Entidades médicas criticam ações do governo para a saúde e se dizem surpresas

Estudante de medicina terá de atuar no SUS; entidades criticam

Cursos terão 8 anos de duração; representantes da classe veem proposta como ‘paliativa e demagógica

 

Curso de medicina passará de 6 para 8 anos de duração a partir de 2015

 

 

As manifestacoes que esbofetearam analistas, estrategistas e marqueteiros ainda tentam conservar um pouco da aura romantica  e da naturalidade.  Destarte fica nítido que lhes falta a força de uma direção, de uma canalização mais eficiente. Como tudo, sabe-se que o lirismo perdido daria lugar a maior eficiência. Melhor manter a fantasia.

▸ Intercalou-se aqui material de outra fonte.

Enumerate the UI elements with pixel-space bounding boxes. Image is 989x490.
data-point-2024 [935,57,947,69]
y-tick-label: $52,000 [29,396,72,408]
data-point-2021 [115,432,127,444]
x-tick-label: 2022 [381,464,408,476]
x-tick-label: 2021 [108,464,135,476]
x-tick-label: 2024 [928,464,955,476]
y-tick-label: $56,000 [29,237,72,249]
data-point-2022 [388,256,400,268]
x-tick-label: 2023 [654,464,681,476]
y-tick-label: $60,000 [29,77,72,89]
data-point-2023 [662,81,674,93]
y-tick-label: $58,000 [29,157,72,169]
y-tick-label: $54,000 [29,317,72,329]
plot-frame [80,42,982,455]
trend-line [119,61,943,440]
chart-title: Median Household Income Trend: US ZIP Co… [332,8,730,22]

Afoito, desmedido, inoportuno e seletivo o governo tenta reagir ao clamor difuso com soluços. Mas ninguém contorna inação, má gestao e desejo de hegemonia com medidas frenéticas e reducionistas.

Além de um timing duvidoso e das assincronias o que falta ao poder  é imaginação. A criatividade é que repercute nas expectativas das pessoas. A falta dele nos exaure.

Sem perspectivas, ainda estamos a mercê de acordos feitos nas cúpulas. No lugar da verdadeira escuta os diálogos privilegiam os movimentos organizados e sindicatos e partidos. Falta o principal: aquelas  pessoas comuns, resgatadas da pobreza, recolocadas no cardápio social, e que agora desejam algo além do paternalismo subserviente de Estado. O desejo de consumo é um item em escassez no mercado : a dignidade da escuta.

Uma vez que ela foi esnobada,  esperava-se um enfoque suprapartidário e transgovernamental. Também não aconteceu. O partido não permitiu. Pactos  se costuram sob interesses, o que só faz aumentar o combustível para os desvios. E o mal estar não se cala quando se sente manipulação, ele fica sob descontrole.

Passar cursos de medicina para 8 anos ao invés dos 6 atuais é um espelho perfeito da cadeia de equívocos. O motivo alegado agora não é mais aquele original, ou seja, a de que não seria para suprir a falta de médicos mas de impedir ou desestimular a especializaçao precoce. Ora, a especialização precoce tem causas com raízes mais infiltradas que não se resolvem com as canetas alienadas dos gabinetes de Ministros.

Essas mudanças erráticas e a sistemática repetição de improvisos além de não inspirarem seriedade desnudam a falta de planejamento de longo prazo e mostram o desespero para alavancar candidatos a qualquer preço.

Mudar a mentalidade de formação precoce de especialistas é estimular a medicina preventiva e melhorar as condições de trabalho dos clínicos gerais. Como justificar isso quando se construiu por aqui o mito de que mais saúde significa mais hospitais, medicamentos subsidiados, disponibilidade de exames e procedimentos de alta complexidade além de clínicas especializadas com pesada hotelaria?

Mudanças deste porte demandam tempo e acordos. Portanto dependem antes de mudanças profundas e estruturais nos currículo das escolas de medicina e talvez até de uma mudança na mentalidade. Refiro-me à educação em saúde da própria  população.